You look tired, says a nurse. Have some toast. I decline politely. She badgers me – just one slice. Tea appears. Two slices of toast follow. Little airline pods of butter, and jam. Jam!
The registrar asks how I am. I am drunk on jam. I beam at him over the artificially inflating ribcage of the man who gave me life and then mostly left me to it, and then I swig tea.

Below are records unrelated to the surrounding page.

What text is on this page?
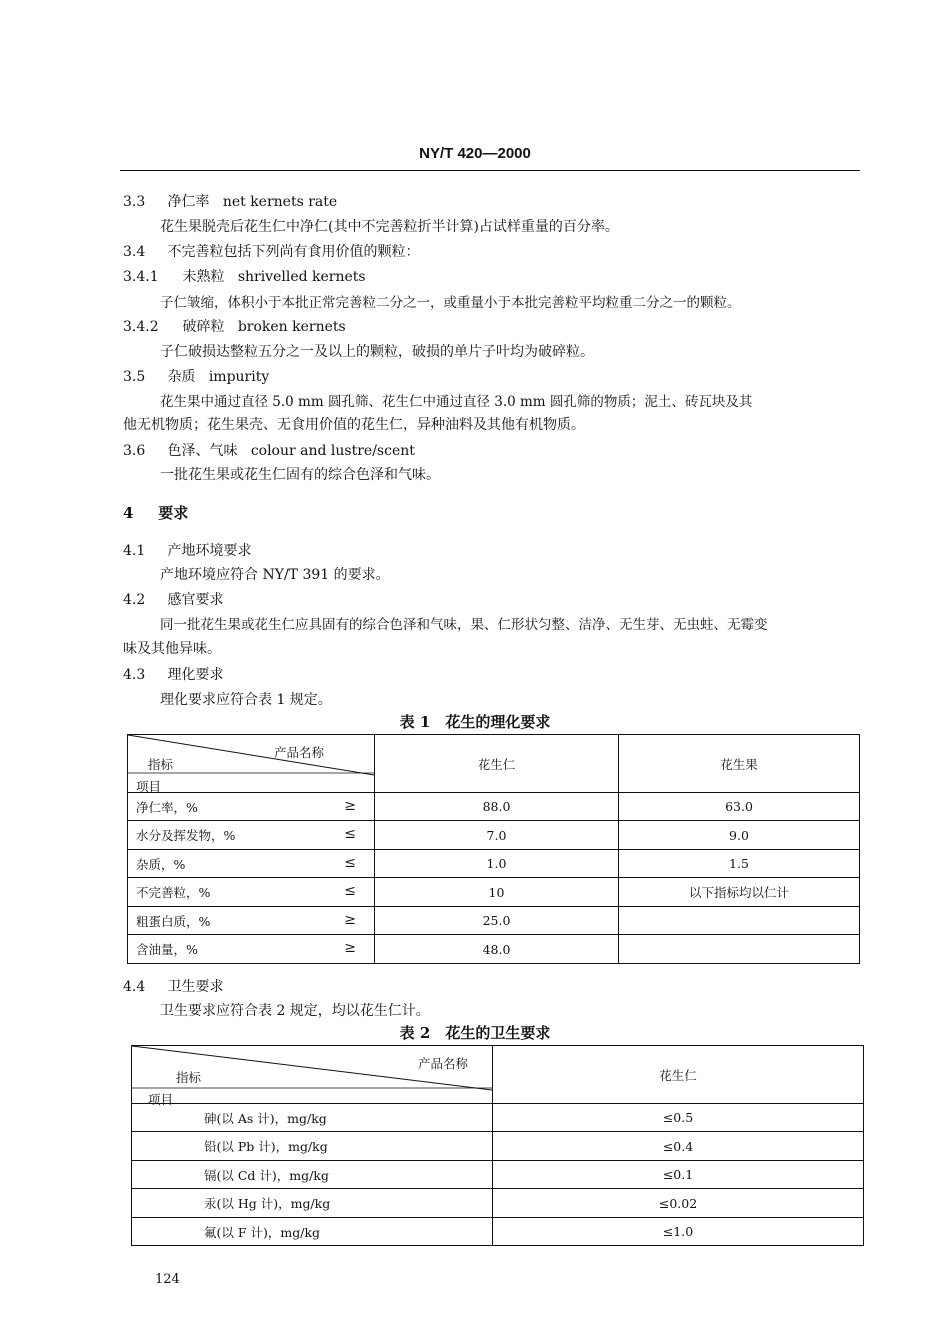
NY/T 420—2000
3.3 净仁率 net kernets rate
花生果脱壳后花生仁中净仁(其中不完善粒折半计算)占试样重量的百分率。
3.4 不完善粒包括下列尚有食用价值的颗粒：
3.4.1 未熟粒 shrivelled kernets
子仁皱缩，体积小于本批正常完善粒二分之一，或重量小于本批完善粒平均粒重二分之一的颗粒。
3.4.2 破碎粒 broken kernets
子仁破损达整粒五分之一及以上的颗粒，破损的单片子叶均为破碎粒。
3.5 杂质 impurity
花生果中通过直径 5.0 mm 圆孔筛、花生仁中通过直径 3.0 mm 圆孔筛的物质；泥土、砖瓦块及其
他无机物质；花生果壳、无食用价值的花生仁，异种油料及其他有机物质。
3.6 色泽、气味 colour and lustre/scent
一批花生果或花生仁固有的综合色泽和气味。
4 要求
4.1 产地环境要求
产地环境应符合 NY/T 391 的要求。
4.2 感官要求
同一批花生果或花生仁应具固有的综合色泽和气味，果、仁形状匀整、洁净、无生芽、无虫蛀、无霉变
味及其他异味。
4.3 理化要求
理化要求应符合表 1 规定。
表 1　花生的理化要求
产品名称
指标
项目	花生仁	花生果
净仁率，% ≥	88.0	63.0
水分及挥发物，% ≤	7.0	9.0
杂质，% ≤	1.0	1.5
不完善粒，% ≤	10	以下指标均以仁计
粗蛋白质，% ≥	25.0	
含油量，% ≥	48.0	
4.4 卫生要求
卫生要求应符合表 2 规定，均以花生仁计。
表 2　花生的卫生要求
产品名称
指标
项目	花生仁
砷(以 As 计)，mg/kg	≤0.5
铅(以 Pb 计)，mg/kg	≤0.4
镉(以 Cd 计)，mg/kg	≤0.1
汞(以 Hg 计)，mg/kg	≤0.02
氟(以 F 计)，mg/kg	≤1.0
124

This is how you healthcare. It’s care of those clinging to life and care of those spinning in their orbit. There’s no division. At one end, there is a malfunctioning heart, so you give it the right dose of the right drugs. At the other end is an exhausted relative, so you give her toast.
By now I am convinced that the NHS – and I hyperbolise, but only slightly – is the greatest achievement of humankind, the nearest we get to a benevolent deity, a goddamn superhero. It is an imperfect manifestation of a beautiful ideal – free care based on need, free care for all, without judgement, without reservation.
However long this goes on for, they’ll continue throwing resources at this individual and never show a single sheet of figures to any of his relatives. Not because they’ll get anything back, but because this is what the NHS does.
It’s free care for cancer sufferers who smoked, for alcoholics. Free care for American immigrants, for jerks and gents. Free care for absent parents, for guys who tried to try. Free care for the only father I will ever have.
I’ve probably spent no more than a month in the conscious presence of my dad in my life (I don’t think my first year or this last week count), and now there is no more time. They are withdrawing the drugs at last, allowing death to do what it has to do.
Bill dies of heart failure, his skin the colour of sand, his mouth open. One of his tear ducts leaks, because none of this is dramatic or unbelievable enough.
His 22-year-old nephew weeps on my shoulder. The nurses start gently removing tubes. The monitors display ‘Standby’. Standby. I feel nothing. I feel something.
Whatever Bill meant to me as a person (I’m still working that one out), I was overwhelmed with awe and gratitude at the infinite care and gentleness shown him as a human being by the health care system of this country. It is nothing less than life-affirming.
I cannot imagine how any civilised country could do better. I cannot see how any country can be truly civilised without it. If my family and I had had to deal with the vagaries of insurance, forms, debt, I suspect we would have proceeded directly to becoming burdens on the system ourselves. Goddamn it, Joe, you’ve got to be kind.